A slender hand ran long tapered fingers through his tangled white hair, and he sulkily shot a lancelet of anger out through their link.  Just because I acknowledge my uselessness and pain in this new world and do not seek to drown it in a bottle, or ignore it in some other way does not make me weak.

We never said you were...

With a snarl, he pushed the midnight-toned thought from him.  "You need no say it, Cale.  I think it enough of myself."  The newly-painted walls held his voice for a moment, and suddenly he was very aware of his own loneliness.  "We have lost so much- so very much.  I mourn for what we lost, brothers."  With a sigh, he stood up and looked out the windows to the street, pressing his forehead to the cool glass.  "What am I doing here?  What am I trying to prove?"

We've been trying to figure that out for a very long time now.

Dais ignored Sekhmet's dry humor, and turned again to stare at the fish- creatures content swimming back and forth in less than ten gallons of water.  Such are the things that give pleasure to fish.  He almost smiled.

Ah... do you remember?

I remember everything, he answered.  You think I could have forgotten who I am- what I am?  I could not forget.  His dismissal was curt.

That is not what it seemed...

He reached for the empty sketchpad and unopened box of drawing pencils from the desktop, and slipped them into the oversized pockets of is trench coat.  They would be props, if nothing else, giving him the pretext of appearing to do something.  He went out into the street, remembering to lock it behind him and then belatedly checking for his keys, and took a deep breath of the night air. 

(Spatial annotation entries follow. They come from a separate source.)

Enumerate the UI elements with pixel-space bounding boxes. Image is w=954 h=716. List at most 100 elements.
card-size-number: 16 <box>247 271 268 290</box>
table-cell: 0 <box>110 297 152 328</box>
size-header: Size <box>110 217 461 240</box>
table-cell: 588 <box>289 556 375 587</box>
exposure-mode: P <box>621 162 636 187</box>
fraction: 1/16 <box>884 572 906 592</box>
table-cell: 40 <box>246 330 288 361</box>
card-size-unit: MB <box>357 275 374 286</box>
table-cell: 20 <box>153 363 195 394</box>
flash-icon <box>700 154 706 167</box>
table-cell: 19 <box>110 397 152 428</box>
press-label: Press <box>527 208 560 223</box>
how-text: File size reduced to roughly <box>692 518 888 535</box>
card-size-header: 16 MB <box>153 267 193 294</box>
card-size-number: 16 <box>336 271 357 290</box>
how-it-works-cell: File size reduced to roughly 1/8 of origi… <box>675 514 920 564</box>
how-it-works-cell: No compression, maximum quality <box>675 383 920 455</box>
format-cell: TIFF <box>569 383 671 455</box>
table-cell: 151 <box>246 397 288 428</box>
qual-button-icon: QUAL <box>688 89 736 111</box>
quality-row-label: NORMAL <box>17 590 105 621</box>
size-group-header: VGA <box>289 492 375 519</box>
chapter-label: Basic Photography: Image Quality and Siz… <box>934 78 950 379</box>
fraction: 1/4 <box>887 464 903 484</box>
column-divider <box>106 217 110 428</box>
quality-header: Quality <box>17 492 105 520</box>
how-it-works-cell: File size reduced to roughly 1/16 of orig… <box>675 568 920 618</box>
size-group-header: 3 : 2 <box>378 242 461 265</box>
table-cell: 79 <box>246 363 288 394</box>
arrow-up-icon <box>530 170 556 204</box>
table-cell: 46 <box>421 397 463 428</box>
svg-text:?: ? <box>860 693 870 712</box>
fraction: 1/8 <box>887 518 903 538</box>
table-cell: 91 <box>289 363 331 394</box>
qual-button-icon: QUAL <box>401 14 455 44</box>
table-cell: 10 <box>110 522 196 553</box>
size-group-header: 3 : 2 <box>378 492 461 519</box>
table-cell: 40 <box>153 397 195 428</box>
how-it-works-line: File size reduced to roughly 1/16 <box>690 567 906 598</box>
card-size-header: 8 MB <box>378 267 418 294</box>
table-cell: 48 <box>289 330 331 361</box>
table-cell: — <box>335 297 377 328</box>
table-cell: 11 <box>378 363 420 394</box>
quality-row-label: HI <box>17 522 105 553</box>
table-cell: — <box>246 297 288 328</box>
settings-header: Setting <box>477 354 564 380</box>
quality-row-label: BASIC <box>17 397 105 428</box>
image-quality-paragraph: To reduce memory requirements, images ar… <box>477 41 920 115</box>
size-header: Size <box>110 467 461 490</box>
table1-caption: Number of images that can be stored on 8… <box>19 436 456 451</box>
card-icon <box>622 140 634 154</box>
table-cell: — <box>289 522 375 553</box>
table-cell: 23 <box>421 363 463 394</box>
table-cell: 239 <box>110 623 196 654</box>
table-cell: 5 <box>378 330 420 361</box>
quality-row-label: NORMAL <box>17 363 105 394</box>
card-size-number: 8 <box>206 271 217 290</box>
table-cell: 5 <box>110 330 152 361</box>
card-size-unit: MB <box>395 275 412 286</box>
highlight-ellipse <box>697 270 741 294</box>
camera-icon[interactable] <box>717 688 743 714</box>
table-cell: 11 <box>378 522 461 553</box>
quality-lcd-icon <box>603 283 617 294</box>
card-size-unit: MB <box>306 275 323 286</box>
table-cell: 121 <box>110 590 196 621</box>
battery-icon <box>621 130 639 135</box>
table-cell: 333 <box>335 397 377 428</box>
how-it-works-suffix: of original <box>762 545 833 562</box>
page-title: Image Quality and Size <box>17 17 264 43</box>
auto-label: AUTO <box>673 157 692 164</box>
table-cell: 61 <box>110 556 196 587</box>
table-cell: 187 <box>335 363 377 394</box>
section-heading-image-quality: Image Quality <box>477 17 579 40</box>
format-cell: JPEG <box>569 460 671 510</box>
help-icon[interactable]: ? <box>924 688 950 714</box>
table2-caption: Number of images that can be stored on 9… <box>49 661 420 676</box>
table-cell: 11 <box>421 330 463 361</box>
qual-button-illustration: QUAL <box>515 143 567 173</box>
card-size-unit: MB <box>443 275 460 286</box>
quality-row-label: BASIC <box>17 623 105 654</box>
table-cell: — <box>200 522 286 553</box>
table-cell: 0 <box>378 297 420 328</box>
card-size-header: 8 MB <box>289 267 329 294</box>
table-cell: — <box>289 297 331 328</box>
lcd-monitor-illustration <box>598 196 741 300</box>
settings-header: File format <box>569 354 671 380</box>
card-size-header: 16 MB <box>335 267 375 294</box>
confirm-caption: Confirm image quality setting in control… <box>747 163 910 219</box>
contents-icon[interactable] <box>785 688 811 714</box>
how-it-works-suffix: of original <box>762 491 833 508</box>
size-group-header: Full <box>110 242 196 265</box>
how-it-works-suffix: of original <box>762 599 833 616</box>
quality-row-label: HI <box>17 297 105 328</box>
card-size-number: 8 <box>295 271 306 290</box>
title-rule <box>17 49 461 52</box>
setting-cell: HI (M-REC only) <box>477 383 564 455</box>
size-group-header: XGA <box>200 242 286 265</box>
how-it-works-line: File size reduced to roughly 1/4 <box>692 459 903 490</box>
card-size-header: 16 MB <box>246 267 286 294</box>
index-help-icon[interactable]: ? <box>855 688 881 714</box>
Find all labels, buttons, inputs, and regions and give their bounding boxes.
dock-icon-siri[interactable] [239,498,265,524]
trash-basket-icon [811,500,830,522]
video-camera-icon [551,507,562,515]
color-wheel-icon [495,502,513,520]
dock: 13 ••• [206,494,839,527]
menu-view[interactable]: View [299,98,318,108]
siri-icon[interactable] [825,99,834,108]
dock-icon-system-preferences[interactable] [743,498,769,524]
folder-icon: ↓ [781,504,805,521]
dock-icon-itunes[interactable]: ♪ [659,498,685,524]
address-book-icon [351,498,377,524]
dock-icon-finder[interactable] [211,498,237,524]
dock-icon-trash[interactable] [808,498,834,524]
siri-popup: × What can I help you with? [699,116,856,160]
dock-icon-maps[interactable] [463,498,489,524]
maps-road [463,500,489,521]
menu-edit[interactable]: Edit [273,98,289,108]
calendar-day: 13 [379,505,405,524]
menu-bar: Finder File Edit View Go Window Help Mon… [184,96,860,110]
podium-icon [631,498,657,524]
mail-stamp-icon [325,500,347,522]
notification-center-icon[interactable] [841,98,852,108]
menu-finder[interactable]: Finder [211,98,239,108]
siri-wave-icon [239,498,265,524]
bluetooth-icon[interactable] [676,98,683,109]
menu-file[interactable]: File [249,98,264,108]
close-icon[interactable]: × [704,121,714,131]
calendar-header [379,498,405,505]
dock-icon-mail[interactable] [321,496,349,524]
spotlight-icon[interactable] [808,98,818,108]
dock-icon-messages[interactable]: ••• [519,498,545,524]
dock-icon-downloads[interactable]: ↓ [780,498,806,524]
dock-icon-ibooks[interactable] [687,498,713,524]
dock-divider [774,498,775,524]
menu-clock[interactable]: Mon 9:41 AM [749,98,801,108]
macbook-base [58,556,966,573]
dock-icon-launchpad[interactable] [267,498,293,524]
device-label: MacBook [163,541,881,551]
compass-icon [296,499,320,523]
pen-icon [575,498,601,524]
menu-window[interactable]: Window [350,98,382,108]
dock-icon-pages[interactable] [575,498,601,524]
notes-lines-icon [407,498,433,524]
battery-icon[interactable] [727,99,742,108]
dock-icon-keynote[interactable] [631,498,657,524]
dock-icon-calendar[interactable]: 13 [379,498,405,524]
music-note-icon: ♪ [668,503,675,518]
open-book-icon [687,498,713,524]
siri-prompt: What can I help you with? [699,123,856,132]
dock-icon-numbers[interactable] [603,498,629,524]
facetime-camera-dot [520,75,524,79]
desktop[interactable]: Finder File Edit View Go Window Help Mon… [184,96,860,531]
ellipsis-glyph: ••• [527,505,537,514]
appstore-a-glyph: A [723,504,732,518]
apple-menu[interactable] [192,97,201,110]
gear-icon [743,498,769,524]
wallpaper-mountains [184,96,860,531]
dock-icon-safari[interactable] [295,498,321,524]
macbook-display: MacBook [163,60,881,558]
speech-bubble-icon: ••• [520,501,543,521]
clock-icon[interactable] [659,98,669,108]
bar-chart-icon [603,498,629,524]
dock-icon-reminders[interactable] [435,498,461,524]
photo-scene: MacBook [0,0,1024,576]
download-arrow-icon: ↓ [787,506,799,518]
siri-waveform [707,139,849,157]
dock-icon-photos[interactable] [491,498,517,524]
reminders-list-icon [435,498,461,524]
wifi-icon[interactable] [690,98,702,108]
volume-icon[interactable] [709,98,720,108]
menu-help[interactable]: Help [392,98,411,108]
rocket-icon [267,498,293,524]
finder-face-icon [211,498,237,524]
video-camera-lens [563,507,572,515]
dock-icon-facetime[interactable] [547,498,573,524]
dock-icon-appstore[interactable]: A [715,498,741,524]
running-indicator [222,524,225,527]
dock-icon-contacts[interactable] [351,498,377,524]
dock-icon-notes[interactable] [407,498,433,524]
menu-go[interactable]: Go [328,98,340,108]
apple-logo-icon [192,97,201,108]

Sometimes us creative types just get a little moody...  It will ease itself in time.

Ach... do you hear him, Cale?  He mourns and sulks and ignores the world for weeks, calls it being a 'little moody', and makes the pretense of being almost contented and well.

Dais could feel the other's mingled disgust and amusement. 

As long as he does something beside sit and stare at the fish all day, I do not care what he says.

Perhaps now he will remember to eat again.

Sekhmet, it would take braver men than us to eat your cooking.

Dais chuckled to himself, almost against his will, as he strolled down the quiet, suburb street, letting his feet carry him to the local park.  He sat down on one of the swings there, wrapping his long fingers around the cool metal chains and digging his toes into the dirt to push himself a little, and he stared at the sky.  Perhaps he could pull himself together again in this new world that seemingly had no place left in it for an old sorcerer; a world with no antiquated feudal system, no Dynasty, no Anubis.

Tomorrow, he thought-prayed to the winking summer stars, I will find a job.